Seit jener Winternacht, als sie zusammen aus der Gesellschaft bei Sonnenstein nach Hause gingen, hatte Silvia Leo wohl ein paarmal gesehen, aber immer in Gegenwart von Anderen, und jene Fragen, die damals so leidenschaftlich von ihnen besprochen wurden, waren nie wieder berührt worden. Nach der Abreise des Freiherrn hatte Leo das Haus nicht wieder besucht. Fräulein Charlotte und Amélie vermieden es, seiner zu erwähnen, seitdem sie wußten, daß er der Urheber jener verhängnißvollen Erklärung war; Leo hatte auf ihren letzten Brief nicht geantwortet – so war Silvia in Allem, was ihn betraf, auf die Nachrichten beschränkt, welche über sein Thun die Zeitungen brachten. Niemand im Hause kümmerte sich um Zeitungen, sie hatte die Lectüre derselben ausschließlich für sich allein.

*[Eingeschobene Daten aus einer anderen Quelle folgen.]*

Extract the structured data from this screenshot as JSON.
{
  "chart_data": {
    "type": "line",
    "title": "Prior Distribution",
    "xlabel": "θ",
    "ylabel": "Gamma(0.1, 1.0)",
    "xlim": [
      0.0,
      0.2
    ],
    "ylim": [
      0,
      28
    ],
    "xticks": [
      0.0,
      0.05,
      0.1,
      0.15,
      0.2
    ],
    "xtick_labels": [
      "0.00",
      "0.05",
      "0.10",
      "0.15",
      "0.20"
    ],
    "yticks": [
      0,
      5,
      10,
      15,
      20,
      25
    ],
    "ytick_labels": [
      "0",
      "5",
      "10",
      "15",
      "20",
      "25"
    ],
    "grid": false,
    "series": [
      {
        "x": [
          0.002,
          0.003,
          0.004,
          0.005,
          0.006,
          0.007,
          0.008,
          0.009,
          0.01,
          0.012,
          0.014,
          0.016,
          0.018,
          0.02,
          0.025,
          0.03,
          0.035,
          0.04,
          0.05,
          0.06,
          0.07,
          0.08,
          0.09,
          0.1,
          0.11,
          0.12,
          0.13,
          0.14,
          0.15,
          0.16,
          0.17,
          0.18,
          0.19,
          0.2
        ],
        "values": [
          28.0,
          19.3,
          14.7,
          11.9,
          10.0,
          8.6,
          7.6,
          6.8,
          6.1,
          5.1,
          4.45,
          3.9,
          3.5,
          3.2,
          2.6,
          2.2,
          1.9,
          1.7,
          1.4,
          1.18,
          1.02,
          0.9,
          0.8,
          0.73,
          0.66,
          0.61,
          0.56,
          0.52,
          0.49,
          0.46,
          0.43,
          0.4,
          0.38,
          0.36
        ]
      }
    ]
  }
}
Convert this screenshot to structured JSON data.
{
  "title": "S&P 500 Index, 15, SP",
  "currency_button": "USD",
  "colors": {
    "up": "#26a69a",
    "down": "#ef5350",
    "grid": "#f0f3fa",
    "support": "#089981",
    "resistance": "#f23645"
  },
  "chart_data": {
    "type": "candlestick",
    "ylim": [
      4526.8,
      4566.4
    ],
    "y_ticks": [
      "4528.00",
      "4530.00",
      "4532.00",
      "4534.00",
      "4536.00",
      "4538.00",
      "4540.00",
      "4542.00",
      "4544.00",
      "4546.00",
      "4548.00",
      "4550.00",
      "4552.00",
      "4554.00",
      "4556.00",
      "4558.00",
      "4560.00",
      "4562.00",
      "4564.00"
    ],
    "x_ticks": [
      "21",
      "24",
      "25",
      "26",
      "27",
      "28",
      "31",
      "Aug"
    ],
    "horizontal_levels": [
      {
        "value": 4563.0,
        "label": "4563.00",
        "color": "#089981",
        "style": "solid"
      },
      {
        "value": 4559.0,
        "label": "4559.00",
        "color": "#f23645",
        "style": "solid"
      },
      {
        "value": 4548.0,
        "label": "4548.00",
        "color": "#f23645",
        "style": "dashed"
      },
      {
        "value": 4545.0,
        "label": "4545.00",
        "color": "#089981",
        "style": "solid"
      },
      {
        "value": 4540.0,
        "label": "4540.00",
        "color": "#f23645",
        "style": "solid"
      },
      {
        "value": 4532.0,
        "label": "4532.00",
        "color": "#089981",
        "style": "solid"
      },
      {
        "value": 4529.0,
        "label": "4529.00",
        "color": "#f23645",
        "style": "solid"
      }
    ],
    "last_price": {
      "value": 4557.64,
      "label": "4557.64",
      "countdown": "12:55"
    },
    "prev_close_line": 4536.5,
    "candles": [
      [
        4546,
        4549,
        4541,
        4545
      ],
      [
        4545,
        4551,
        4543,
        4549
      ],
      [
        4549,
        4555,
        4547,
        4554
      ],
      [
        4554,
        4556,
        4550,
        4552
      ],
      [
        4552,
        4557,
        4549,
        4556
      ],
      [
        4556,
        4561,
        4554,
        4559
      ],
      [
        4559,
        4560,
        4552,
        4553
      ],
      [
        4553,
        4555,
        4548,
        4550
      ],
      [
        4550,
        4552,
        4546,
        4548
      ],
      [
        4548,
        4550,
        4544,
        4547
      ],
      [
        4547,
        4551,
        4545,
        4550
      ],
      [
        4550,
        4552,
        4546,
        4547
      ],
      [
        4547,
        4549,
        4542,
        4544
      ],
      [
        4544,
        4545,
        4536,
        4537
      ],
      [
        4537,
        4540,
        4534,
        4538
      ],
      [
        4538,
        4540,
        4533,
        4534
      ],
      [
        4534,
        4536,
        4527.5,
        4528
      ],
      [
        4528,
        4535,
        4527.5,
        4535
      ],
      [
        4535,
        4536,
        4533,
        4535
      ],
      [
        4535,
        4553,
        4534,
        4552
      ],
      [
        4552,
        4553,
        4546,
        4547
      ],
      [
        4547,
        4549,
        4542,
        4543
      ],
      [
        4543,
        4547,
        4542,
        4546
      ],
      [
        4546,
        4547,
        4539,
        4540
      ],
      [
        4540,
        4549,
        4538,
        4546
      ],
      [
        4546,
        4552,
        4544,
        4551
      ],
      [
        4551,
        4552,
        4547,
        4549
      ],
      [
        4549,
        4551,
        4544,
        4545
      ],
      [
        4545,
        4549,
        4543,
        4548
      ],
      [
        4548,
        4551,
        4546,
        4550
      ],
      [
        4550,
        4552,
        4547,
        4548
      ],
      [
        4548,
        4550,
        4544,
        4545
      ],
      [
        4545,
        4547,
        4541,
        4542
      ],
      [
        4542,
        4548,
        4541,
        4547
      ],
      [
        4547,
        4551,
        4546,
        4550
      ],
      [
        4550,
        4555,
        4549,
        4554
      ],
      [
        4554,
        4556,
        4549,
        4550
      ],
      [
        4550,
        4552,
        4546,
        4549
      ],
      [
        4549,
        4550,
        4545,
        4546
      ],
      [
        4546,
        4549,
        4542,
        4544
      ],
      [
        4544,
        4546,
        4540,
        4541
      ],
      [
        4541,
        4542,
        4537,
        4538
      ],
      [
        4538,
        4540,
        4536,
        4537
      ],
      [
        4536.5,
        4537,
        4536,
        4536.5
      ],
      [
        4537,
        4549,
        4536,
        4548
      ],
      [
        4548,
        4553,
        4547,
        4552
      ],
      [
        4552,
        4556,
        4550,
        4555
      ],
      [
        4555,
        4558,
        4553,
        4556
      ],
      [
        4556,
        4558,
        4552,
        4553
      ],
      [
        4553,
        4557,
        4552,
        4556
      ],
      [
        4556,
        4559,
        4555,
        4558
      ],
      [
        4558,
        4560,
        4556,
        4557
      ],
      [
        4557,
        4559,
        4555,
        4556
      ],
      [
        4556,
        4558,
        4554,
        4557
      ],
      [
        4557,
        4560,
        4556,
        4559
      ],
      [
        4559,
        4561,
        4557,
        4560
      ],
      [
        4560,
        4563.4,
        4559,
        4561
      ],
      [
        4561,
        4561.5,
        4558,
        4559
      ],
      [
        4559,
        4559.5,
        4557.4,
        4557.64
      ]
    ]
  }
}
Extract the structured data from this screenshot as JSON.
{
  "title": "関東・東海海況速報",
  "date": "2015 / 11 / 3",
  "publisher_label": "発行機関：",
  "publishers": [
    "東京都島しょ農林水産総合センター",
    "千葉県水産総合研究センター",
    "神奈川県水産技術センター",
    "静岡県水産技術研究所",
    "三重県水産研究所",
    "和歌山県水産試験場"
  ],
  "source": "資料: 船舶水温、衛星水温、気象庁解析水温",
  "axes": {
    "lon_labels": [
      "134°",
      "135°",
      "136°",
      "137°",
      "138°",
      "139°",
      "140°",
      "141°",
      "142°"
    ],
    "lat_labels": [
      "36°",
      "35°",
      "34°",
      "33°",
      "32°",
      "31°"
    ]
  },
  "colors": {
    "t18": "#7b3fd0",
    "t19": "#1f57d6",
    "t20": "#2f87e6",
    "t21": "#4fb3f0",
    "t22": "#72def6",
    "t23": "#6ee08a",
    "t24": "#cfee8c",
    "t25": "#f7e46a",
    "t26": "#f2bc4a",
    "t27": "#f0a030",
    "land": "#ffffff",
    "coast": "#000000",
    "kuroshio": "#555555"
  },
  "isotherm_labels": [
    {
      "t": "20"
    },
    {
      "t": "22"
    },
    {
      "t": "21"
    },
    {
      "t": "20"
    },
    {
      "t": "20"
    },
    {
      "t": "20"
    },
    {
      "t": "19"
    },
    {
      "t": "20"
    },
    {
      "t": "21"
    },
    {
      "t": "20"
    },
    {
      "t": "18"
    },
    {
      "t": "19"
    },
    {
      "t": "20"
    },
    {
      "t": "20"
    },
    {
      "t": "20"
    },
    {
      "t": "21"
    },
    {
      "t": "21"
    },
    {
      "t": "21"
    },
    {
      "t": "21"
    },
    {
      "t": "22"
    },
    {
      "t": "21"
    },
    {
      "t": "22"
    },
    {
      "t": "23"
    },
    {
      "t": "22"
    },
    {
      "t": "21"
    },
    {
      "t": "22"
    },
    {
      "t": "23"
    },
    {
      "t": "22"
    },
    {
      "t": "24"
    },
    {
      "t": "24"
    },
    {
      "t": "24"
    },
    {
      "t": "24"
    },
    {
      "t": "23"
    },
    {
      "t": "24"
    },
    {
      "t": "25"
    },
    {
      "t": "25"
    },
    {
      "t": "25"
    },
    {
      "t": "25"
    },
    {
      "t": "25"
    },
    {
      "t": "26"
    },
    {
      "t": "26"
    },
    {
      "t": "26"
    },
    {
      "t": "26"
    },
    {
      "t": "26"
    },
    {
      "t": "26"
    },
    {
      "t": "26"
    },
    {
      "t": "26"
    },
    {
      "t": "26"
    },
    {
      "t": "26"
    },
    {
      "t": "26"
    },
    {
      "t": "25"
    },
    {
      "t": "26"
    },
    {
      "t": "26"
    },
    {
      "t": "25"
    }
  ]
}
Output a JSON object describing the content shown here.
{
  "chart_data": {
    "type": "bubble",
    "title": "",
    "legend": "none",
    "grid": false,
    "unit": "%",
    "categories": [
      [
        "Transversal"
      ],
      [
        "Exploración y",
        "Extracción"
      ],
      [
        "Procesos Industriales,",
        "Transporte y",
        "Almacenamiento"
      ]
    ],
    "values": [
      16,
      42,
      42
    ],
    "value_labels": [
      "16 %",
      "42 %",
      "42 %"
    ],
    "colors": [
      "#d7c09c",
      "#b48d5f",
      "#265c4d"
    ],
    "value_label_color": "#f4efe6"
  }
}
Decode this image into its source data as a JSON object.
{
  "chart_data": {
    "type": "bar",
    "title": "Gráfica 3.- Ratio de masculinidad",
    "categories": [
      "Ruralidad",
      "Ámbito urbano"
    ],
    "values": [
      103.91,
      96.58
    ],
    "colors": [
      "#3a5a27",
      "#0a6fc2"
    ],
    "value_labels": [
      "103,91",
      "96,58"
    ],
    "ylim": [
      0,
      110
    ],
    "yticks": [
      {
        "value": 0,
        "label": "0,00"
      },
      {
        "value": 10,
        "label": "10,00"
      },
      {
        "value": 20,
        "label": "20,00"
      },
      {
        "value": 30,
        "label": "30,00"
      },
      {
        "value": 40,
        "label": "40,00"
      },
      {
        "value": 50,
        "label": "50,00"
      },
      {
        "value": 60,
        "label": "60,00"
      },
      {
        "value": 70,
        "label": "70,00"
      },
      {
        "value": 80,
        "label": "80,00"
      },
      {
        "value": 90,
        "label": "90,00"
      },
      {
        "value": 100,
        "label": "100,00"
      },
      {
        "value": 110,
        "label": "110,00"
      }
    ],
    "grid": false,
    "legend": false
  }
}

Eine schmerzliche Lectüre! Denn für jeden scharfgeschliffenen Pfeil, den Leo von seinem Bogen auf seine Feinde entsenden konnte, schütteten diese aus ihren vollen Köchern eine Wolke auf ihn herab. Er aber stürzte sich immer wieder in das Kampfgewühl, unerschöpflicher Kraft und unbezwingbaren Muthes voll, gleich einem Gott – aber nicht unverwundbar wie ein Gott. Sie fühlte, sie wußte es, daß er aus mehr als Einer Wunde bluten, daß er oft und oft grausame Qualen leiden mußte. Und Silvia's Herz blutete mit: alle Qualen litt sie in ihrer stolzen Seele doppelt mit. Mußte er nicht endlich in diesem ungleichen Kampfe erliegen, einfach der Uebermacht erliegen, wie Roland in dem Thal von Roncesvalles?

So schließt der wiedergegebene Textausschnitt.